Details on clinical picture; description of the health state of the animals; which symptoms (e.g., diarrhea, vomiting), as well as the duration of symptoms.

Pathology; pathological examination results.

Immunohistochemistry data was extracted to for information regarding the organ and cell tropism.

Host response was assessed by collecting serological data including method of antibody detection, type of immunoglobulins (Igs) tested (IgM, IgG, IgA), origin of Igs (saliva, sera, feces), the time period Igs were detected and if available whether they were blocking virus from binding to HBGAs. Since some animal noroviruses cluster close to human norovirus, information about cross-reactivity was also collected. Host factors such as HBGA, secretor and non-secretor status were of interest, since they are known to be important for susceptibility in humans, while in animals this link is less evident.

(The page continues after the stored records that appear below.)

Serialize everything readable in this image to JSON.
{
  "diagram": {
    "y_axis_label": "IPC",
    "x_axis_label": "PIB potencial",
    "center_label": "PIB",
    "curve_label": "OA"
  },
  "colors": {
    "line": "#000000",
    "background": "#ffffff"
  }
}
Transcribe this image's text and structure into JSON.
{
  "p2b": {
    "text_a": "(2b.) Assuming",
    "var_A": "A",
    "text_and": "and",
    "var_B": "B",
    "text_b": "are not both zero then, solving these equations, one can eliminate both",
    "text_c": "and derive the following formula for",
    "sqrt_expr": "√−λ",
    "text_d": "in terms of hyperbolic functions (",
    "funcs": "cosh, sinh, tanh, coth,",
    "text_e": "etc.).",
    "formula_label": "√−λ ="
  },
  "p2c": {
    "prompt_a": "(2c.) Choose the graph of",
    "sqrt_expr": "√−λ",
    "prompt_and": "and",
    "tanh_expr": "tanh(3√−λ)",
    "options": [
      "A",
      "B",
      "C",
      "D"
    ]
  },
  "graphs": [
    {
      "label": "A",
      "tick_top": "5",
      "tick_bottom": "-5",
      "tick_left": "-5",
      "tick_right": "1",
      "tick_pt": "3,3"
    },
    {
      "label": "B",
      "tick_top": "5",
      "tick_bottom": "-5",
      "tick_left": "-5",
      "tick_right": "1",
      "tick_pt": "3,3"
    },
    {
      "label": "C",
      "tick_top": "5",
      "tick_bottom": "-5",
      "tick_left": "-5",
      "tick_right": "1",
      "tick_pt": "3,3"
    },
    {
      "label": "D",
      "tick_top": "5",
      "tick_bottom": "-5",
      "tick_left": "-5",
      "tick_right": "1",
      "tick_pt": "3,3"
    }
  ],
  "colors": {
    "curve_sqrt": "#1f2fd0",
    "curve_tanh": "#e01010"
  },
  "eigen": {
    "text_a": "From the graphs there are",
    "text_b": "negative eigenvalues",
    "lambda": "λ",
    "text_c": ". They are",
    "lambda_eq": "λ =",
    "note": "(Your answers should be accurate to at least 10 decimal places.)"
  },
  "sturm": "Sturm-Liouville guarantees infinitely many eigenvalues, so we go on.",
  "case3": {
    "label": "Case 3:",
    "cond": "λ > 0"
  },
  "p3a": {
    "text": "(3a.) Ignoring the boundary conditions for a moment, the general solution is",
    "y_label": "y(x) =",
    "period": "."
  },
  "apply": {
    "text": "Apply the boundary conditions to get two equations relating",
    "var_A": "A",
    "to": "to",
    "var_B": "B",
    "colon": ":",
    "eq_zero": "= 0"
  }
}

For surveillance studies additional data was collected regarding duration of surveillance, species, setting of the animals (farm, slaughterhouse, research facility, households, and the wild), and type of farm (if applicable; indoor/outdoor/free range). When virus shedding was detected by RT-PCR, it was noted which region of the genome was detected and whether the ORF1/ORF2 overlap was amplified. Furthermore, the similarity of new virus sequences with known sequences in the database was recorded. When sequences were available, they were re-typed with the Noronet typing tool.